Pendant les préparatifs, l'un des dépeceurs allume de petits feux de genévriers, puis verse de la tsampa sur les cendres pour guider l'âme du corps vers le ciel. Les autres affûtent soigneusement leurs outils de travail : couteaux à découper la chair (sha-gri), à la forme finement courbée, et couteaux à découper les os (rus-gri), à lame droites et épaisses. Enfin les dépeceurs se rendent à l'autel et dénudent les corps. Tout va ensuite très vite. Le cadavre est couché sur le ventre et Tchampa, d'un seul coup, tranche toute la longueur du dos au niveau de la colonne vertébrale. 
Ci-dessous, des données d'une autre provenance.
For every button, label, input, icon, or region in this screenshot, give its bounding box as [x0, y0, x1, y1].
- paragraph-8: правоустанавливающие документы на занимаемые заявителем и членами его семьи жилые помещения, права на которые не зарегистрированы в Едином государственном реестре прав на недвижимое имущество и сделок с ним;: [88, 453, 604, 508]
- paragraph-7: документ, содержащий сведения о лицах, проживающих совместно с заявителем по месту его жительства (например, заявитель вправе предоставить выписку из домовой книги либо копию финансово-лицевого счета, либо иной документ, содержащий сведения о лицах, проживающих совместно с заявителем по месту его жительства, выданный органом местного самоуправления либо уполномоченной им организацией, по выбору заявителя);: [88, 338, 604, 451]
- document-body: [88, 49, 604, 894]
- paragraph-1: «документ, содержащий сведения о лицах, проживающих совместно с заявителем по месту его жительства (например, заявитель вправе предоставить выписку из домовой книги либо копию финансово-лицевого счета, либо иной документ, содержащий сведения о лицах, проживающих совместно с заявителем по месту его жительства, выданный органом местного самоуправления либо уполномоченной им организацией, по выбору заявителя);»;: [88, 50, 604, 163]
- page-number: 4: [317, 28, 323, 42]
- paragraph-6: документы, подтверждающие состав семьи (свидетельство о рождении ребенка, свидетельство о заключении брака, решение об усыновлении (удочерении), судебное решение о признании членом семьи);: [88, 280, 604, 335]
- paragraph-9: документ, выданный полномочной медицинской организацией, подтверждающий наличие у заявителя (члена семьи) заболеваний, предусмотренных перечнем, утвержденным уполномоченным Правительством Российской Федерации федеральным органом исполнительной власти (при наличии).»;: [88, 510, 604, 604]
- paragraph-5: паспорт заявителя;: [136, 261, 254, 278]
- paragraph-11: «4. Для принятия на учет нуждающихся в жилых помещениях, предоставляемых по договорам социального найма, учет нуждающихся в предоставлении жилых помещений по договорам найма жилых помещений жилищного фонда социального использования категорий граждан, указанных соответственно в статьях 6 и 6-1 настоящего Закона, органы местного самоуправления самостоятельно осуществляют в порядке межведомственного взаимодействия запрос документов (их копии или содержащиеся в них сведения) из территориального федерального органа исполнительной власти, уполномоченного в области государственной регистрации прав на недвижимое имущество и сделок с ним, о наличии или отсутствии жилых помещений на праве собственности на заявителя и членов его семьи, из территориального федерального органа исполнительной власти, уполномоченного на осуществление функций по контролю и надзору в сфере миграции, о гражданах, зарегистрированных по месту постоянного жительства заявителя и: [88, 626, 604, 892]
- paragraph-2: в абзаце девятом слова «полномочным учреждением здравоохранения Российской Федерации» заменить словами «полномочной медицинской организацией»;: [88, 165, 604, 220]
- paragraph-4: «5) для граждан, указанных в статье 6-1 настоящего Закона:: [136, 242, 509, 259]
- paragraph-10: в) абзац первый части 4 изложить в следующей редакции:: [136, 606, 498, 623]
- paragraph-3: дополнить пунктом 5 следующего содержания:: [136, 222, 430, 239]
Il utilise d'abord son couteau à découper la chair et dissèque entierement le corps. Les morceaux de chair s'empilent autour de lui. Tchampa saisit son couteau à découper les os et tranche les articulations. Deux participants broient au fur et à mesure les os et la chair en les martelant avec de grosses pierres, puis mélangent le tout à de la tsampa. Du cadavre maintenant il ne reste plus que la tête, dernière partie du corp à être travaillée. Tchampa arrache les cheveux et les oreilles. C'est le moment fort de la cérémonie. Tchampa place le crâne enveloppé de tissu dans une cavité spécialement aménagée dans le roc. Il s'empare d'une grosse pierre qu'il élève
à bout de bras puis se fige. Il se recueille et ânonne la formule sacrée: "Om Mani Padma Hum" pendant plusieurs minutes. Puis il précipite violemment la pierre sur le crâne. Protégés par le tissu, les éclats de boite cranienne ne se dispersent pas. Si quelques débris s'échappent, on s'empresse de les rassembler, car c'est mauvais signe.
L'examen des fragments du crâne commence, car il s'agit de savoir si le "principe conscient" est bien sorti. Tchampa recherche un petit trou (l'ouverture de Brahma) dans les os. En fait il est assez rare d'en trouver. Pendant ce temps, les broyeurs ont continué leur méthodique besogne. Ossements et chairs sont enfin amalgamés en boulettes afin de faciliter le travail des vautours car le cadavre doit disparaitre totalement si l'on veut que l'âme soit tout à fait libérée. Dernier stade : pour que les rapaces ne les égaillent pas, les boulettes de chair sont attachées à de lourdes pierres au centre de l'autel; puis tout le monde quitte le rocher. Tchampa claque des doigts. A ce signal, c'est la cohue. Les vautours qui s'étaient rapprochés pendant la cérémonie s'abattent sur les masses informes. Le festin est rapidement consommé par ces oiseaux sacrés que les Tibétains respectent pour le rôle qu'ils tiennent lors du rituel. Les dépeceurs remballent leurs outils, puis comme ils possèdent quelques connaissances anatomiques, ils discutent des causes de la mort qu'ils ont cru déceler dans l'observation des cadavres. Les funérailles célestes sont finies. Le corps est retourné au vent. Dans la vision bouddhique, en effet, l'être humain ne connait qu'un bref passage sur cette terre et, à la mort, l'enveloppe charnelle n'est qu'un vêtement dérisoire que l'on abandonne pour en vêtir un autre dans une vie future."

Nota après mon 2ème voyage en Chine : Ces funérailles se pratiquent encore à Langmusi dans le Gansu (ancienne province tibétaine de l'Amdo). Je n'y ai pas assisté, je n'aurais pas supporté, mais j'ai visité le site où elles se déroulent et où l'on trouve des restes de cadavres, leurs effets personnels et les outils qui servent à dépecer.